Excerpted from The Anatomy of Anxiety: Understanding and Overcoming the Body’s Fear Response by Ellen Vora, MD. Published by Harper Wave.

I remember early on in my experiences with ayahuasca, I felt these two grandmother-healer presences approach me and say, “Is it okay if we take over your body and heal with it?” And I’m like, “Yes! [Laughs] I’ll accept that.” And so, they let me have a practice with that. They said, “Okay, we’re going to have you move this way. We’re going to have you tilt this way. We’re going to have you say this or sound in this way. And that’s all it is. That’s what it feels like. Now bring this to your work.”

And now I can sometimes feel their presence in a treatment—and I feel they’re very gentle and sweet. They basically say, “Can we work through you right now?” And I always say, “Yes.” And then I feel like I have a way of switching, where I’m not actively driving the ship in that moment. I’m allowing something to take over. So that’s kind of how I experience witchcraft. Sometimes when I see a patient, I’ll get a little download: “Here’s what’s going on, and here’s what they need.” Then the art is in trying to bring that up in a way that someone can be receptive to, which isn’t always easy.

“Anyone who’s good at working with energy is good at opening up to become a portal or conduit to the healing energy that’s around us—energy that’s vast and powerful. It’s so beautiful. It’s so humbling.”

Let’s talk about meds. I recently interviewed Michael Pollan, and he says that much of the reason we drink coffee is to avoid the withdrawal symptoms from caffeine. From reading your book, it sounds like antidepressants can be a lot like coffee. They make you feel better for a bit, but then you’re taking them to avoid withdrawal.

What I find with my patients is that the real effect of antidepressants is to narrow the range of feeling. Your lows won’t be so low and your highs might not be so high—and that can look like real improvement when someone is so out of balance in their day-to-day lives that they cannot function. So, antidepressants can be a useful bridge. But they are not completely benign. I tend to believe that they patch us up, and then it’s in withdrawal that we really suffer.

When someone goes off meds and becomes `symptomatic, conventional doctors tend to call that relapse. But that is actually withdrawal. They say, “Look, you’ve stopped your meds and now you’re really depressed again. You should go back on your medication.” And the patient thinks, “Whoa, I’m so depressed again. That medicine really was working.” So, they go back on it and suddenly feel better, which further reinforces this idea that it really was working.
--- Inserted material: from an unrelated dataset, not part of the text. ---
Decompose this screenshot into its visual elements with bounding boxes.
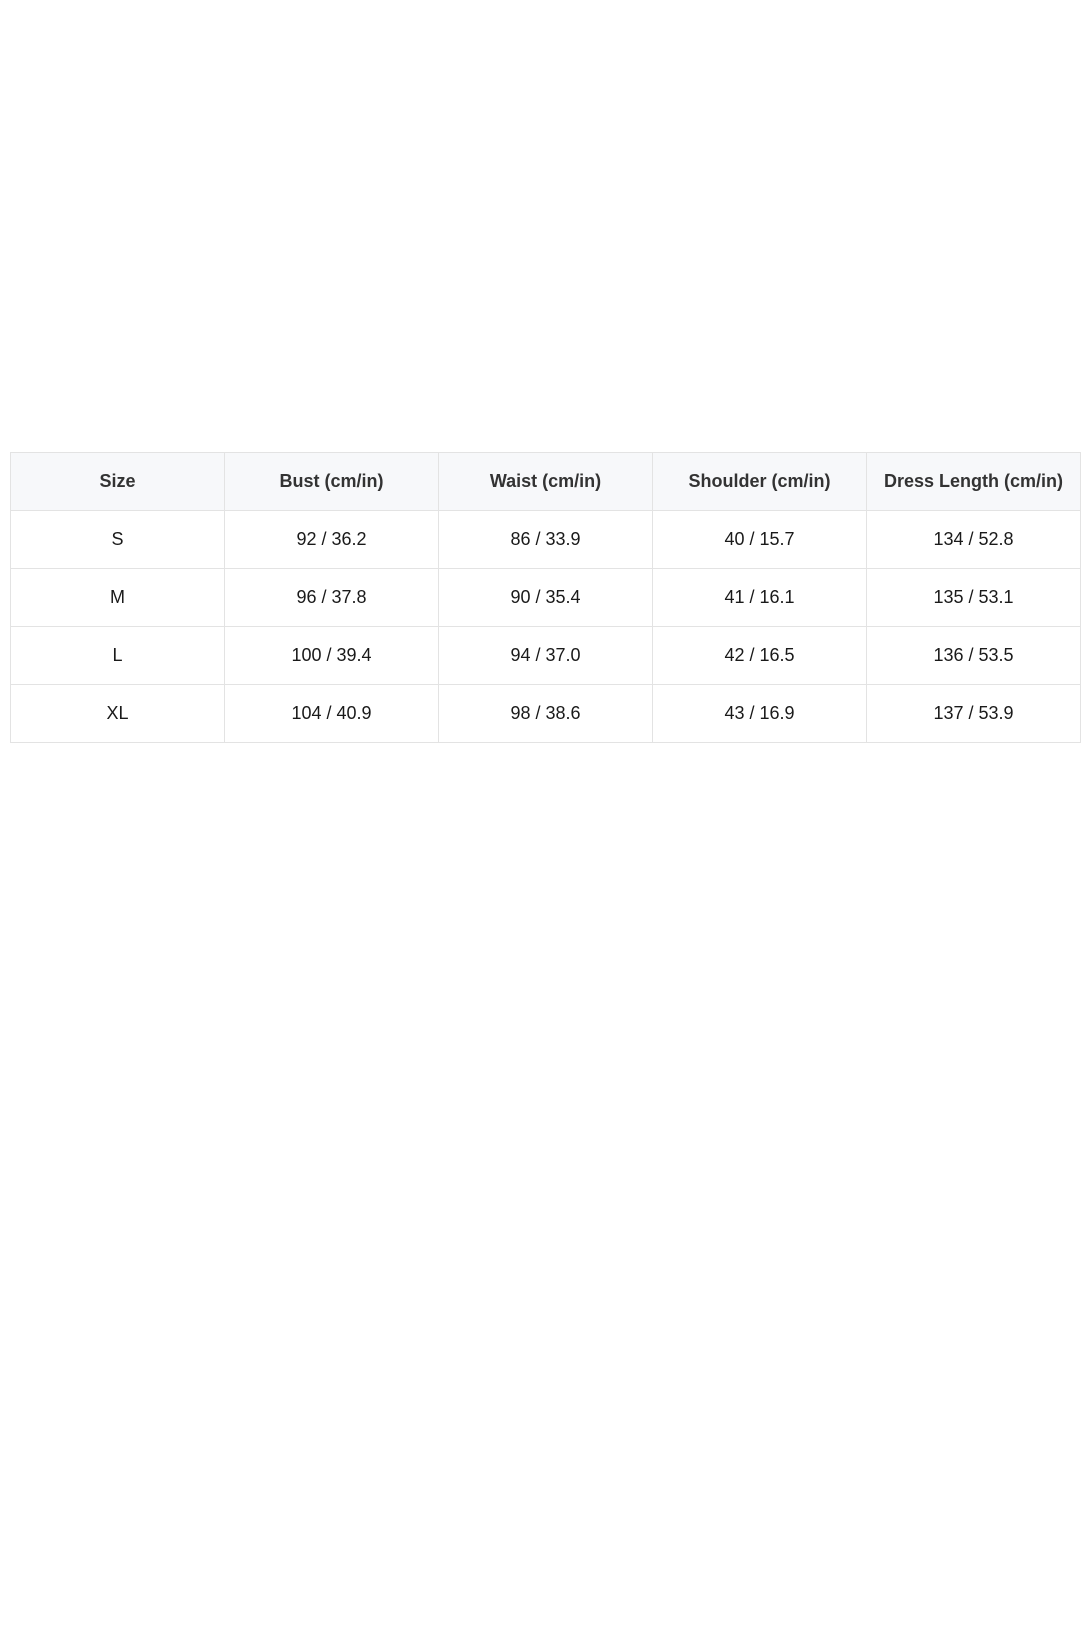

So, yes, that’s much like drinking a cup of coffee on a caffeine-withdrawal headache. The antidote to its own withdrawal is a very rapid and convincing sense of relief. It gives a compelling feeling that that substance is good. But caffeine withdrawal means headaches and irritability and fatigue. Antidepressant withdrawal can be really dark and heavy. I loathe to set anybody up for that state, and that’s why I don’t think antidepressants are entirely benign.

I love it when a patient gets off antidepressants and it’s no big deal. To me that’s a success. But I can never predict who’s going to walk away from psych meds without a difficult withdrawal. It surprises me every time. For my patients for whom it’s really harrowing, I do try to leverage the experience to be meaningful. And in those moments, I really think of myself as midwifing a spiritual awakening.